The RAF Voyager aircraft, which flew from Brize Norton in Oxfordshire to Nairobi, used a unique biofuel called Sustainable Aviation Fuel (SAF), a lower-carbon alternative to traditional jet fuel. A spokesperson from the Palace revealed that 40 percent of this eco-friendly fuel was used for their African royal tour.
Their official visit in Kenya began with a grand ceremonial welcome at the State House in Nairobi. This marks King Charles’s first visit to a Commonwealth country since his ascension to the throne. Upon arrival, he was warmly received by President William Ruto and the First Lady, Rachel Ruto.
The King took his place on the dais as a Royal Salute was performed, accompanied by a 21-gun salute. He also exchanged greetings with the Chief of the Kenyan Defence Forces and commanders from the Army, Air Force, and Navy. Following the welcome ceremony, King Charles engaged in a bilateral meeting with President Ruto, discussing topics of mutual interest. Queen Camilla also held discussions with the First Lady. Later in the day, the royal couple visited the Uhuru Gardens National Monument and Museum, dedicated to Kenya’s history.
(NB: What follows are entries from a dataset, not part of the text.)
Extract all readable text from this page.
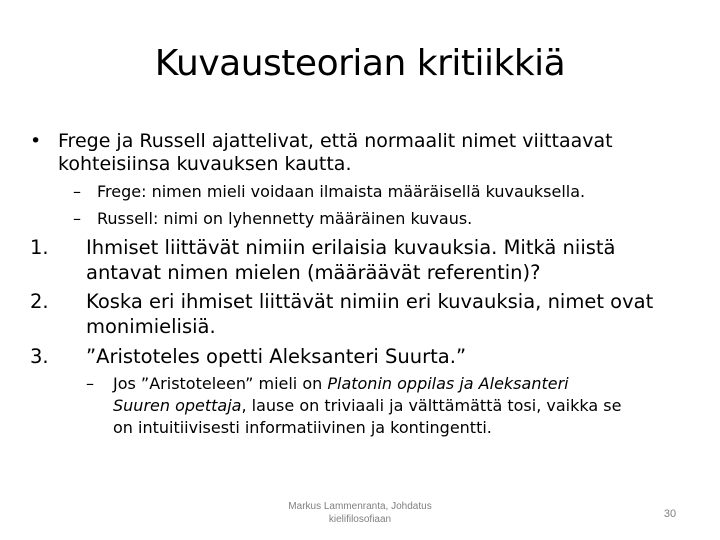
Kuvausteorian kritiikkiä
• Frege ja Russell ajattelivat, että normaalit nimet viittaavat
kohteisiinsa kuvauksen kautta.
– Frege: nimen mieli voidaan ilmaista määräisellä kuvauksella.
– Russell: nimi on lyhennetty määräinen kuvaus.
1. Ihmiset liittävät nimiin erilaisia kuvauksia. Mitkä niistä
antavat nimen mielen (määräävät referentin)?
2. Koska eri ihmiset liittävät nimiin eri kuvauksia, nimet ovat
monimielisiä.
3. ”Aristoteles opetti Aleksanteri Suurta.”
– Jos ”Aristoteleen” mieli on Platonin oppilas ja Aleksanteri
Suuren opettaja, lause on triviaali ja välttämättä tosi, vaikka se
on intuitiivisesti informatiivinen ja kontingentti.
Markus Lammenranta, Johdatus
kielifilosofiaan	30
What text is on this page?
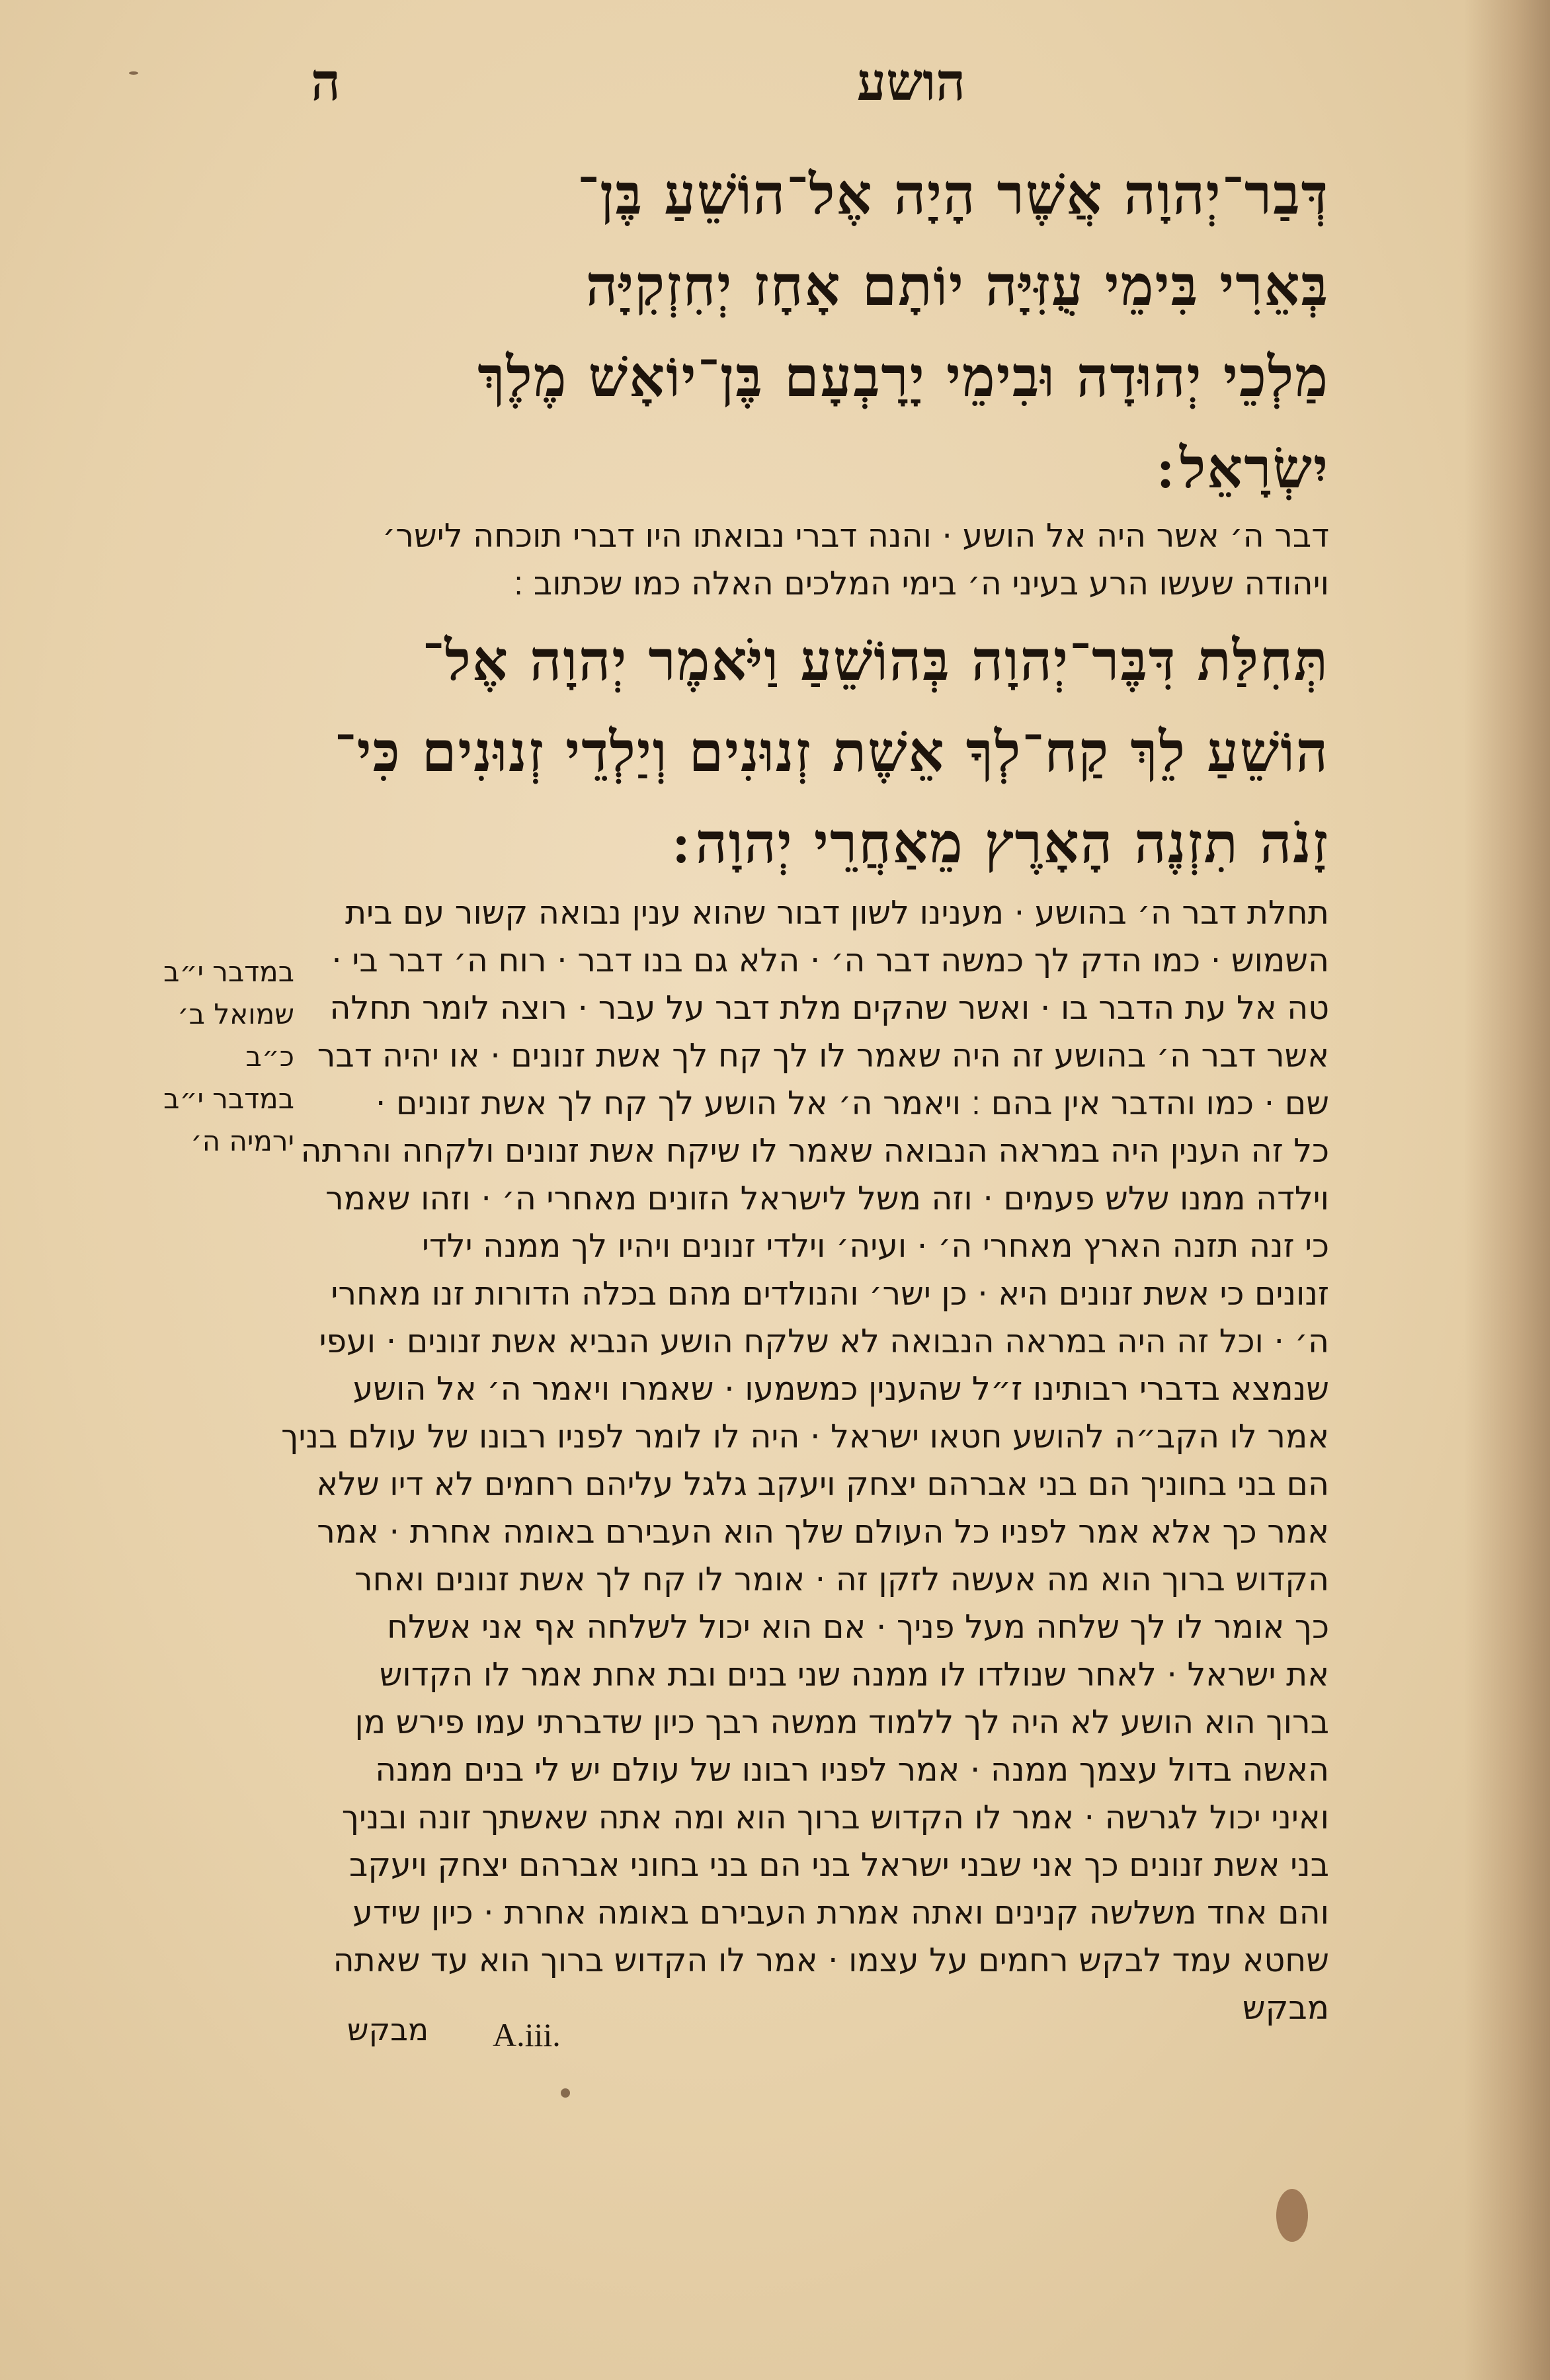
הושע
ה
דְּבַר־יְהוָה אֲשֶׁר הָיָה אֶל־הוֹשֵׁעַ בֶּן־
בְּאֵרִי בִּימֵי עֻזִּיָּה יוֹתָם אָחָז יְחִזְקִיָּה
מַלְכֵי יְהוּדָה וּבִימֵי יָרָבְעָם בֶּן־יוֹאָשׁ מֶלֶךְ
יִשְׂרָאֵל ׃
דבר ה׳ אשר היה אל הושע · והנה דברי נבואתו היו דברי תוכחה לישר׳
ויהודה שעשו הרע בעיני ה׳ בימי המלכים האלה כמו שכתוב ׃
תְּחִלַּת דִּבֶּר־יְהוָה בְּהוֹשֵׁעַ וַיֹּאמֶר יְהוָה אֶל־
הוֹשֵׁעַ לֵךְ קַח־לְךָ אֵשֶׁת זְנוּנִים וְיַלְדֵי זְנוּנִים כִּי־
זָנֹה תִזְנֶה הָאָרֶץ מֵאַחֲרֵי יְהוָה ׃
תחלת דבר ה׳ בהושע · מענינו לשון דבור שהוא ענין נבואה קשור עם בית
השמוש · כמו הדק לך כמשה דבר ה׳ · הלא גם בנו דבר · רוח ה׳ דבר בי ·
טה אל עת הדבר בו · ואשר שהקים מלת דבר על עבר · רוצה לומר תחלה
אשר דבר ה׳ בהושע זה היה שאמר לו לך קח לך אשת זנונים · או יהיה דבר
שם · כמו והדבר אין בהם ׃ ויאמר ה׳ אל הושע לך קח לך אשת זנונים ·
כל זה הענין היה במראה הנבואה שאמר לו שיקח אשת זנונים ולקחה והרתה
וילדה ממנו שלש פעמים · וזה משל לישראל הזונים מאחרי ה׳ · וזהו שאמר
כי זנה תזנה הארץ מאחרי ה׳ · ועיה׳ וילדי זנונים ויהיו לך ממנה ילדי
זנונים כי אשת זנונים היא · כן ישר׳ והנולדים מהם בכלה הדורות זנו מאחרי
ה׳ · וכל זה היה במראה הנבואה לא שלקח הושע הנביא אשת זנונים · ועפי
שנמצא בדברי רבותינו ז״ל שהענין כמשמעו · שאמרו ויאמר ה׳ אל הושע
אמר לו הקב״ה להושע חטאו ישראל · היה לו לומר לפניו רבונו של עולם בניך
הם בני בחוניך הם בני אברהם יצחק ויעקב גלגל עליהם רחמים לא דיו שלא
אמר כך אלא אמר לפניו כל העולם שלך הוא העבירם באומה אחרת · אמר
הקדוש ברוך הוא מה אעשה לזקן זה · אומר לו קח לך אשת זנונים ואחר
כך אומר לו לך שלחה מעל פניך · אם הוא יכול לשלחה אף אני אשלח
את ישראל · לאחר שנולדו לו ממנה שני בנים ובת אחת אמר לו הקדוש
ברוך הוא הושע לא היה לך ללמוד ממשה רבך כיון שדברתי עמו פירש מן
האשה בדול עצמך ממנה · אמר לפניו רבונו של עולם יש לי בנים ממנה
ואיני יכול לגרשה · אמר לו הקדוש ברוך הוא ומה אתה שאשתך זונה ובניך
בני אשת זנונים כך אני שבני ישראל בני הם בני בחוני אברהם יצחק ויעקב
והם אחד משלשה קנינים ואתה אמרת העבירם באומה אחרת · כיון שידע
שחטא עמד לבקש רחמים על עצמו · אמר לו הקדוש ברוך הוא עד שאתה
מבקש
במדבר י״ב
שמואל ב׳ כ״ב
במדבר י״ב
ירמיה ה׳
A.iii.
מבקש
At the monument, King Charles and President Ruto laid a wreath at the Tomb of the Unknown Warrior. They continued their tour by visiting the MÅcgomo Tree, the historic site of Kenya’s declaration of independence in 1963. The King and Queen paid their respects to the statues of Mekatilili wa Menza and Dedan Kimathi, both notable figures in the Kenyan struggle for independence.
They then walked through the Hall of Witness and the Tunnel of Martyrs, commemorating Kenyans who sacrificed their lives in various conflicts throughout the nation’s history. Inside the museum’s atrium, local schoolchildren joined the royal couple to explore exhibits documenting Kenya’s history and its journey to independence. The visit will culminate in a state dinner on Tuesday evening, during which King Charles is expected to deliver a significant speech.
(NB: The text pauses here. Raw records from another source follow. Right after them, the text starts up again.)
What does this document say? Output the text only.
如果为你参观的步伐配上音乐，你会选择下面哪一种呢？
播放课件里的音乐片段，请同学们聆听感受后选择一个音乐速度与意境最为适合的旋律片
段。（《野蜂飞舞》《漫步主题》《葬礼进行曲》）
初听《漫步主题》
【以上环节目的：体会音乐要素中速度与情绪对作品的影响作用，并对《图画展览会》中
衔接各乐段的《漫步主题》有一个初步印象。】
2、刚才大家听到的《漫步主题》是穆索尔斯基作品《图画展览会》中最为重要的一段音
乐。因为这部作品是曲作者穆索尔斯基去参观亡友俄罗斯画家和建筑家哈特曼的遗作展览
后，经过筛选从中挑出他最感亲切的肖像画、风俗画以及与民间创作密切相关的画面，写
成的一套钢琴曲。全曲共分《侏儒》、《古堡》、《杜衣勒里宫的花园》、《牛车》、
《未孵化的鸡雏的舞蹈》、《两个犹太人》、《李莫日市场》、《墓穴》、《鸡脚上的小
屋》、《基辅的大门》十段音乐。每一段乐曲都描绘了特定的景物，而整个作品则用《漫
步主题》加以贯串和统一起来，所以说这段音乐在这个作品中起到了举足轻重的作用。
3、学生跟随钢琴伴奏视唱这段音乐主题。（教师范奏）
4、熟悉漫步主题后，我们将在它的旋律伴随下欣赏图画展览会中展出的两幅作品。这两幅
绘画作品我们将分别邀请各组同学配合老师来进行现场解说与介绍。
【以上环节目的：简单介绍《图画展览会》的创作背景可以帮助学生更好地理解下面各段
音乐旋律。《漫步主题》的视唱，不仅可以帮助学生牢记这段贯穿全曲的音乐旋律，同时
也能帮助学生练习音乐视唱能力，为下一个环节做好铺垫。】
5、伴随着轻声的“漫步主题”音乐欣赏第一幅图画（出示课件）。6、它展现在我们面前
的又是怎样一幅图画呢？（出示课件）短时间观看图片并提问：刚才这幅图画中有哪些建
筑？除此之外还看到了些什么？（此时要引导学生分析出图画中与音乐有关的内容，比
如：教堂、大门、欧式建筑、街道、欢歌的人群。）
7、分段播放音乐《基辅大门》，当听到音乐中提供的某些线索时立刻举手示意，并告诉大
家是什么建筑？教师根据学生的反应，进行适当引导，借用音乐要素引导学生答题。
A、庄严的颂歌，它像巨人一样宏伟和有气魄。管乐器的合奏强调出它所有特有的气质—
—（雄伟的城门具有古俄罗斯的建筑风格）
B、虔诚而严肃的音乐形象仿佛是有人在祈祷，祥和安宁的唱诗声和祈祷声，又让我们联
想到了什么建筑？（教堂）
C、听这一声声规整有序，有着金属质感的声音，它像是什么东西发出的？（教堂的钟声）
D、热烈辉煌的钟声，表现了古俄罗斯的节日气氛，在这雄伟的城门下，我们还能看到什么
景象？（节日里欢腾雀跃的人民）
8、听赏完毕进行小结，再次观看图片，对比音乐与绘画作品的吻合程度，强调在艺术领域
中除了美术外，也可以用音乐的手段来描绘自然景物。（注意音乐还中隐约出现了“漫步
It is anticipated that the King will express regret for Britain’s role in suppressing the Mau Mau uprising, as calls for a meaningful apology and compensation for colonial-era abuses continue to mount. A decade ago, the UK government agreed to pay nearly £20 million in compensation to Kenyan victims of torture during the Mau Mau uprising. This visit to Kenya reflects the ongoing efforts to foster diplomatic relations and acknowledge historical injustices.